Ameya Pawar | 47th Ward
These days, you don't hear of any politician pledging to do what Paway has promised. Pawar has pledged to accept a salary of 60,000 dollars as opposed to the normal aldermanic salary of 100,000 dollars. He has also promised to only serve 2 terms.
Mayor Rahm Emanuel was faced with a Hobson’s choice for committeeman in his home 47th Ward: incumbent Eugene Schulter, a Daley-era holdover, or challenger Paul Rosenfeld, an ally of rookie alderman Ameya Pawar. So Emanuel did what any boss would do: he put his own candidate in the race.
The Chicago News Cooperative is reporting that Emanuel’s allies circulated petitions for Peter Coffey, director of government affairs for DePaul University.
Tom Bowen, the head of Emanuel’s New Chicago Committee, notarized petitions for Coffey to appear on the ballot.
The petition circulators for Coffey included Jeremy Massey, who state campaign-finance records show was paid recently for campaign help by the New Chicago Committee. Emanuel formed the group to support political allies in the City Council election.
While Emanuel has been open about his backing for many allies, attending fundraisers for favored candidates, Bowen declined comment on the 47th Ward contest this week.

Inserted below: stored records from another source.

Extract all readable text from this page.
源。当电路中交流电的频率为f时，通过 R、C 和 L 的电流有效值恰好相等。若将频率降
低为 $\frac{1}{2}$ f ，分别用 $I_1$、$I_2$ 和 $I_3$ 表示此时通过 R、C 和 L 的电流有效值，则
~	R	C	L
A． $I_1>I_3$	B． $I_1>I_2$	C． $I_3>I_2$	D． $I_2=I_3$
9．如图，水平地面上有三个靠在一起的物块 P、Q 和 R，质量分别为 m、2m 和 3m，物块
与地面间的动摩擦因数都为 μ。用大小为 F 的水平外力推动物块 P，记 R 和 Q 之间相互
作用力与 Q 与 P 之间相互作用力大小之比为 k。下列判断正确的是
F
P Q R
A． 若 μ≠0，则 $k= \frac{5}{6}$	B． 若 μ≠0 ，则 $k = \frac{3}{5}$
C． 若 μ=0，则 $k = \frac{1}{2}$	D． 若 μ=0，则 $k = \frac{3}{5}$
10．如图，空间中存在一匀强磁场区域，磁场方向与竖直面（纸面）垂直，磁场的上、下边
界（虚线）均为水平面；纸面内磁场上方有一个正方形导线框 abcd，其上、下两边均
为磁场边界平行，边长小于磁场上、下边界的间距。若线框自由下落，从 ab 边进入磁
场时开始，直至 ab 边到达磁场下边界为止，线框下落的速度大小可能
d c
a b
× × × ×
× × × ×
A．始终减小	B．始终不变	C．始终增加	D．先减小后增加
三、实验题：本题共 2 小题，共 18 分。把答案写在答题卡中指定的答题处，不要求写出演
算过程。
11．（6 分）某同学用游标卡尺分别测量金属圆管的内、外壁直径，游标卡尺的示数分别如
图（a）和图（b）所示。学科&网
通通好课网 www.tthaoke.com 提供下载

Coffey also received help circulating petitions from at least six activists with ties to Ald. Patrick O’Connor’s 40th Ward Democrats, according to city political group rosters and candidacy papers that Coffey filed with the Cook County Clerk’s office. O’Connor is Emanuel’s City Council floor leader and almost certainly would not direct his political foot soldiers to get involved in the fractious 47th Ward campaign without the mayor’s guidance. He did not return calls seeking comment Wednesday.
Although they live five blocks apart and appeal to the same young professionals constituency, Emanuel and Pawar have never been allies. In the mayoral race, Emanuel endorsed Pawar’s opponent, Tom O’Donnell, who was Schulter’s handpicked successor. Pawar, who is still struggling to take over the ward from Schulter, is seen as a politically naïve fluke by many veteran politicians. Now the hapless freshman doesn’t just have to fight the old alderman for control of his own ward, he has to fight the mayor, too.
Last month, Pawar was quoted as saying, "I absolutely love my job. What I don't like is the politics."
Maybe this will teach him that an alderman's job is politics.